Путь по каменной лестнице был свободен, и Жетибай, пятясь, поднялся. В наземной части — по волчьему своему чутью — он рывком обернулся и выстрелил, но выстрелил и лейтенант, и рука Жетибая повисла плетью.
Он мгновенно упал на здоровую руку и скользнул вниз по ступеням. Но там был Шеген. Он ударил его прикладом по затылку, и наконец-то Жетибай успокоился.
— Шеген?.. — окликнул лейтенант.
— Я…
— Ты не убил его?
— Нет, кажется, оглушил.
На выстрелы прибежал Алибай, и они вместе с лейтенантом стали спускаться. Одному Шегену было не под силу вытащить Жетибая наверх.
Жетибай лежал у стены в надземной части мазара и все еще не приходил в себя.
— Ну вот… — сказал лейтенант, он снял пилотку и положил ее рядом, а пистолет держал на коленях.
Алибай — в упор — разглядывал Жетибая.
А Шеген возился с вещмешком, который они тоже принесли сюда снизу. Достал пачку концентрата — ее тяжесть не вызывала сомнений, что это вовсе не перловка, как написано на обертке. Приложил к уху безмолвные часы Кировского завода — их стрелки показывали без двенадцати минут двенадцать.
— Все как предупреждали, — сказал лейтенант, наблюдавший за Шегеном. — Смотри-ка, все свое добро с собой захватил, пожалел бросить. Наверно, Жетибай решил в одиночку выходить на мост…
Жетибай лежал у стены не шевелясь, и маленький жучок бесстрашно полз по его небритой щеке.
— Такой, как он, и один пойдет, — согласился Шеген и вдруг замер с часами в руках, — Лейтенант! Скажи, почему мешок был развязан, когда я поднял его, там, внизу?!
Воронов вскочил.
— Алибай! Коней!
Вдвоем с Шегеном они подхватили связанного Жетибая, чтобы волочь в выходу, но тот неожиданно начал оказывать им яростное молчаливое сопротивление.
Алибай с лошадьми показался у самого входа, а они все не могли никак одолеть Жетибая. И Шеген снова ударил его по голове рукояткой пистолета, и он сник, и только тогда они беспрепятственно вытащили наружу грузное тело.
На руке у лейтенанта, отсчитывая секунды, тикали большие часы — точь-в-точь такие, что были в мешке у Жетибая.

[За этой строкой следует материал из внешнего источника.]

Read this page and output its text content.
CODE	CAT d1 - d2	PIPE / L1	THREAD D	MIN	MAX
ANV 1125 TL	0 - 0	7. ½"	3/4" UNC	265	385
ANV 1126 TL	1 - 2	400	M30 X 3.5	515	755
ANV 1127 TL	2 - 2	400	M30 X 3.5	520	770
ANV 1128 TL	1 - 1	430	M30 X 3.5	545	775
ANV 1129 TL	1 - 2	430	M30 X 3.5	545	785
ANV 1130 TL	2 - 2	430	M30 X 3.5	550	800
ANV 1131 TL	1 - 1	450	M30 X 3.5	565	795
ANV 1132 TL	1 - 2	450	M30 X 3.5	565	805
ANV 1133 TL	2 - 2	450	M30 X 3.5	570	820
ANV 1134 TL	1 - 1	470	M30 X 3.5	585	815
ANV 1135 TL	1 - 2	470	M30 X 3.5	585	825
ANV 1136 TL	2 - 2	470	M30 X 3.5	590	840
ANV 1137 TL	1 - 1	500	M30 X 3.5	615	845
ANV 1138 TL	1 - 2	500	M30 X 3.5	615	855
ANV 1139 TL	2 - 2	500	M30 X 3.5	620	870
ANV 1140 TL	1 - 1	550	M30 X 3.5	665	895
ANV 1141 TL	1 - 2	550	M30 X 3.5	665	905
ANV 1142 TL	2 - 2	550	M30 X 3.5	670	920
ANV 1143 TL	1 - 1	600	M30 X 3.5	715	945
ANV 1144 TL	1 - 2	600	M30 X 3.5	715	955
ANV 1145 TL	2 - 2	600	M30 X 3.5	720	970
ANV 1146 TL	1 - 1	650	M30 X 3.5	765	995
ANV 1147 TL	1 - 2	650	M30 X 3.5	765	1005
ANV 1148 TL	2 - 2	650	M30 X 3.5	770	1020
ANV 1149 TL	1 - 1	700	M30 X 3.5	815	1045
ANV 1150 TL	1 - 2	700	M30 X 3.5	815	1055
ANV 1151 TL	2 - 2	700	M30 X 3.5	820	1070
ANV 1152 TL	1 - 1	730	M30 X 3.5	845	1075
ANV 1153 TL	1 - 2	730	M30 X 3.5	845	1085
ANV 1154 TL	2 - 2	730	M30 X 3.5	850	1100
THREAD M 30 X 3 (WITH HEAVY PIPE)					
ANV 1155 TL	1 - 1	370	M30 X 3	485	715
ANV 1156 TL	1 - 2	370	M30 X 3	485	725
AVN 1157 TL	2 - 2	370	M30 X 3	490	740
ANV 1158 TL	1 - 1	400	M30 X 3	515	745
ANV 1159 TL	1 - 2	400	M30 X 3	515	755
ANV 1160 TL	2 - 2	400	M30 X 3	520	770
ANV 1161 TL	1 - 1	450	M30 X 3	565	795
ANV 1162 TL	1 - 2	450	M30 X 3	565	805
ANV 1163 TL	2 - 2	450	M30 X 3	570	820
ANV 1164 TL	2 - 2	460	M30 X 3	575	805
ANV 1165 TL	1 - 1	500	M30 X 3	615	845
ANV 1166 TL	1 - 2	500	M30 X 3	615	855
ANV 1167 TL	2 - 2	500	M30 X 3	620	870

Воронов без пилотки — пилотка осталась в мазаре — и Алибай на одном коне, а на другом — Шеген и переброшенный, как мешок, через седло бесчувственный Жетибай, — на полном скаку уходили от Хан-Сары, но мавзолей, казалось, невероятно медленно отодвигался назад…
Они еще не успели достичь бархана, за которым можно было укрыться, когда взрыв поднял в небо древние стены — над ними прежде не было властно само время — и землю и сверху, заставляя пригибаться, посыпались осколки камней — дождем, их обволакивала тончайшая пыль.
А потом наступила тишина.
Там, где только что стоял мазар Хан-Сары, клубилось желтое облако.
XII
К небольшому такыру за Еке-Утуном, неподалеку от мазанки, где недавно останавливался патруль Воронова и где на руках у пожилой женеше оставил Алибай Айжан, спешила, дребезжа на ходу, полуторка.
Рядом с шофером сидел Каиргалиев — не в штатском, он был в полной форме.
Причину их поспешности можно было понять: над такыром заходил на посадку «По-2».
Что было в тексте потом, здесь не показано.